Ou, no dizer de Waldeci Lucena (Ob e pág. citadas)
“Em compêndio, veda a lei a renúncia a priori e abstrata do direito de recesso, mas não veda a renúncia a posteriori e concreta de seu exercício”.
Enfim, há nessa matéria um conflito de princípios que a ordem jurídica busca proteger. De um lado o direito (um dos fundamentais) inscrito no artigo 5º XX da Constituição Federal, assegurando se a plena liberdade de associação que por óbvio implica na liberdade que tem o sócio de se “dissociar”, saindo da sociedade.
De outra parte existe o princípio da conservação das empresas evitando se sejam apequenadas ou até extintas com tal facilidade de retirada de sócios. Como aliás registra Ana Fazao no artigo “O STJ e a dissolução de sociedades por ações fechadas (no site Migalhas de peso, em 16/9/21).
Talvez em atenção a isto a MP 1040 de 2021, convertida na lei 14.195/21, tinha como um de seus alvos limitar muito a retirada forçada e exclusão de sócios nas limitadas, matéria vetada no procedimento legislativo, o que nos coloca diante do mesmo quadro legal até aqui aplicável.

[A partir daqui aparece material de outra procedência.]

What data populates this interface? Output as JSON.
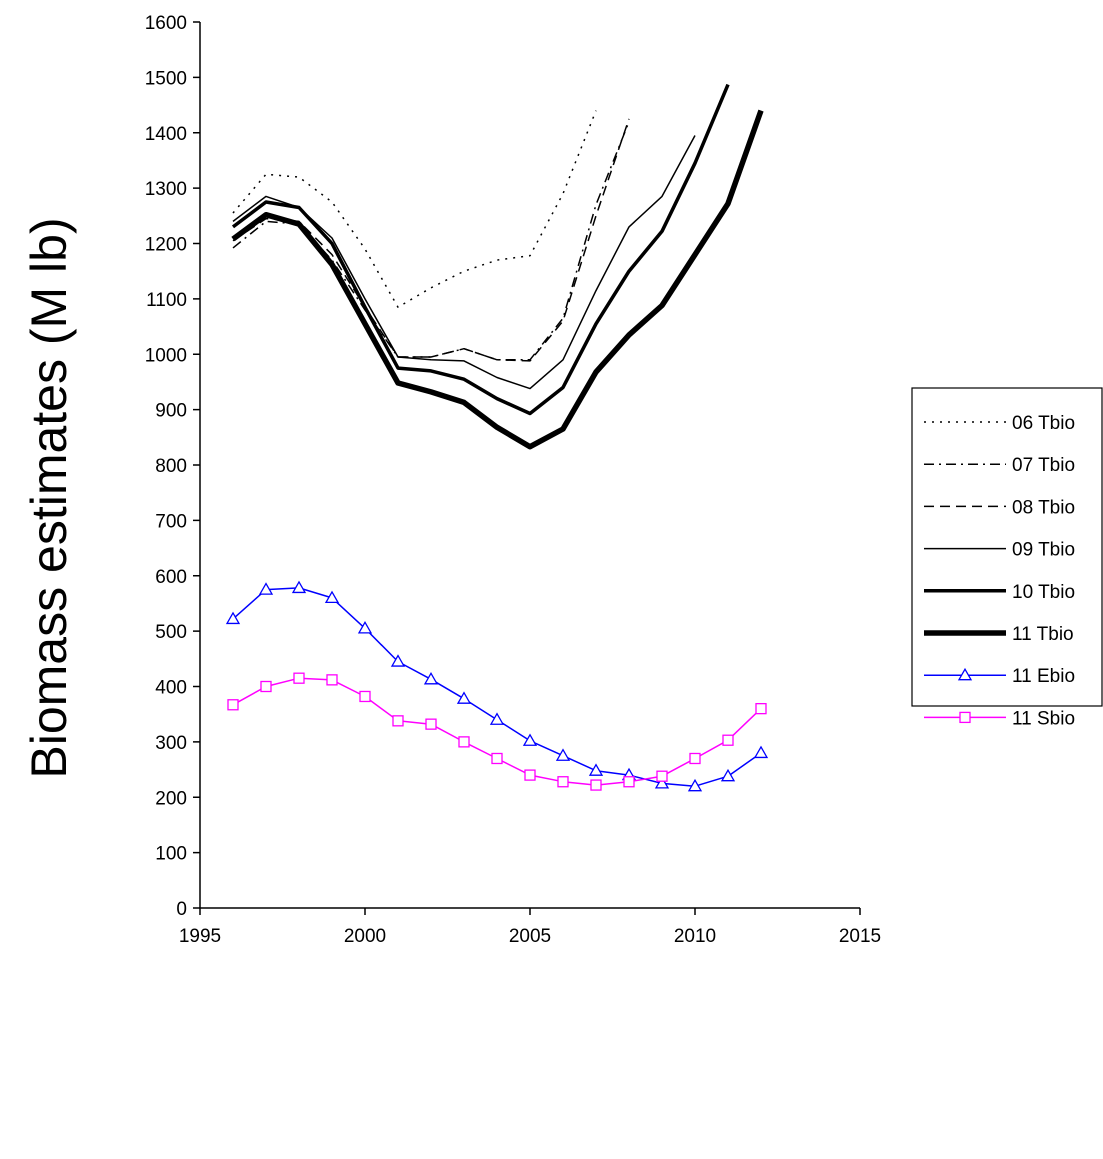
{
  "chart_data": {
    "type": "line",
    "title": "",
    "xlabel": "",
    "ylabel": "Biomass estimates (M lb)",
    "xlim": [
      1995,
      2015
    ],
    "ylim": [
      0,
      1600
    ],
    "xticks": [
      1995,
      2000,
      2005,
      2010,
      2015
    ],
    "yticks": [
      0,
      100,
      200,
      300,
      400,
      500,
      600,
      700,
      800,
      900,
      1000,
      1100,
      1200,
      1300,
      1400,
      1500,
      1600
    ],
    "grid": false,
    "legend_position": "right",
    "series": [
      {
        "name": "06 Tbio",
        "color": "#000000",
        "dash": "dotted",
        "width": 1.5,
        "marker": "none",
        "x": [
          1996,
          1997,
          1998,
          1999,
          2000,
          2001,
          2002,
          2003,
          2004,
          2005,
          2006,
          2007
        ],
        "y": [
          1255,
          1325,
          1320,
          1275,
          1190,
          1085,
          1120,
          1150,
          1170,
          1178,
          1290,
          1440
        ]
      },
      {
        "name": "07 Tbio",
        "color": "#000000",
        "dash": "dashdot",
        "width": 1.5,
        "marker": "none",
        "x": [
          1996,
          1997,
          1998,
          1999,
          2000,
          2001,
          2002,
          2003,
          2004,
          2005,
          2006,
          2007,
          2008
        ],
        "y": [
          1192,
          1240,
          1235,
          1170,
          1080,
          995,
          995,
          1010,
          990,
          990,
          1065,
          1270,
          1420
        ]
      },
      {
        "name": "08 Tbio",
        "color": "#000000",
        "dash": "dashed",
        "width": 1.5,
        "marker": "none",
        "x": [
          1996,
          1997,
          1998,
          1999,
          2000,
          2001,
          2002,
          2003,
          2004,
          2005,
          2006,
          2007,
          2008
        ],
        "y": [
          1205,
          1245,
          1240,
          1180,
          1085,
          995,
          995,
          1010,
          990,
          988,
          1060,
          1250,
          1425
        ]
      },
      {
        "name": "09 Tbio",
        "color": "#000000",
        "dash": "solid",
        "width": 1.5,
        "marker": "none",
        "x": [
          1996,
          1997,
          1998,
          1999,
          2000,
          2001,
          2002,
          2003,
          2004,
          2005,
          2006,
          2007,
          2008,
          2009,
          2010
        ],
        "y": [
          1240,
          1285,
          1265,
          1210,
          1100,
          995,
          990,
          988,
          958,
          938,
          990,
          1115,
          1230,
          1285,
          1395
        ]
      },
      {
        "name": "10 Tbio",
        "color": "#000000",
        "dash": "solid",
        "width": 3.5,
        "marker": "none",
        "x": [
          1996,
          1997,
          1998,
          1999,
          2000,
          2001,
          2002,
          2003,
          2004,
          2005,
          2006,
          2007,
          2008,
          2009,
          2010,
          2011
        ],
        "y": [
          1230,
          1275,
          1265,
          1200,
          1085,
          975,
          970,
          955,
          920,
          893,
          940,
          1055,
          1150,
          1222,
          1345,
          1487
        ]
      },
      {
        "name": "11 Tbio",
        "color": "#000000",
        "dash": "solid",
        "width": 5.5,
        "marker": "none",
        "x": [
          1996,
          1997,
          1998,
          1999,
          2000,
          2001,
          2002,
          2003,
          2004,
          2005,
          2006,
          2007,
          2008,
          2009,
          2010,
          2011,
          2012
        ],
        "y": [
          1208,
          1252,
          1235,
          1162,
          1055,
          948,
          932,
          913,
          868,
          833,
          865,
          968,
          1035,
          1088,
          1180,
          1272,
          1440
        ]
      },
      {
        "name": "11 Ebio",
        "color": "#0000ff",
        "dash": "solid",
        "width": 1.5,
        "marker": "triangle",
        "x": [
          1996,
          1997,
          1998,
          1999,
          2000,
          2001,
          2002,
          2003,
          2004,
          2005,
          2006,
          2007,
          2008,
          2009,
          2010,
          2011,
          2012
        ],
        "y": [
          522,
          575,
          578,
          560,
          505,
          445,
          413,
          378,
          340,
          302,
          275,
          248,
          240,
          225,
          220,
          238,
          280
        ]
      },
      {
        "name": "11 Sbio",
        "color": "#ff00ff",
        "dash": "solid",
        "width": 1.5,
        "marker": "square",
        "x": [
          1996,
          1997,
          1998,
          1999,
          2000,
          2001,
          2002,
          2003,
          2004,
          2005,
          2006,
          2007,
          2008,
          2009,
          2010,
          2011,
          2012
        ],
        "y": [
          367,
          400,
          415,
          412,
          382,
          338,
          332,
          300,
          270,
          240,
          228,
          222,
          228,
          238,
          270,
          303,
          360
        ]
      }
    ]
  }
}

Talvez uma modulação estatutária ou no contrato social fixando certas travas, não propriamente limitações genéricas, para a retirada imotivada, seja um caminho a seguir.
Algo como, nas saídas imotivadas do sócio prever se um alongamento no prazo de pagamento de seus haveres, reduzindo o efeito de descapitalização da sociedade.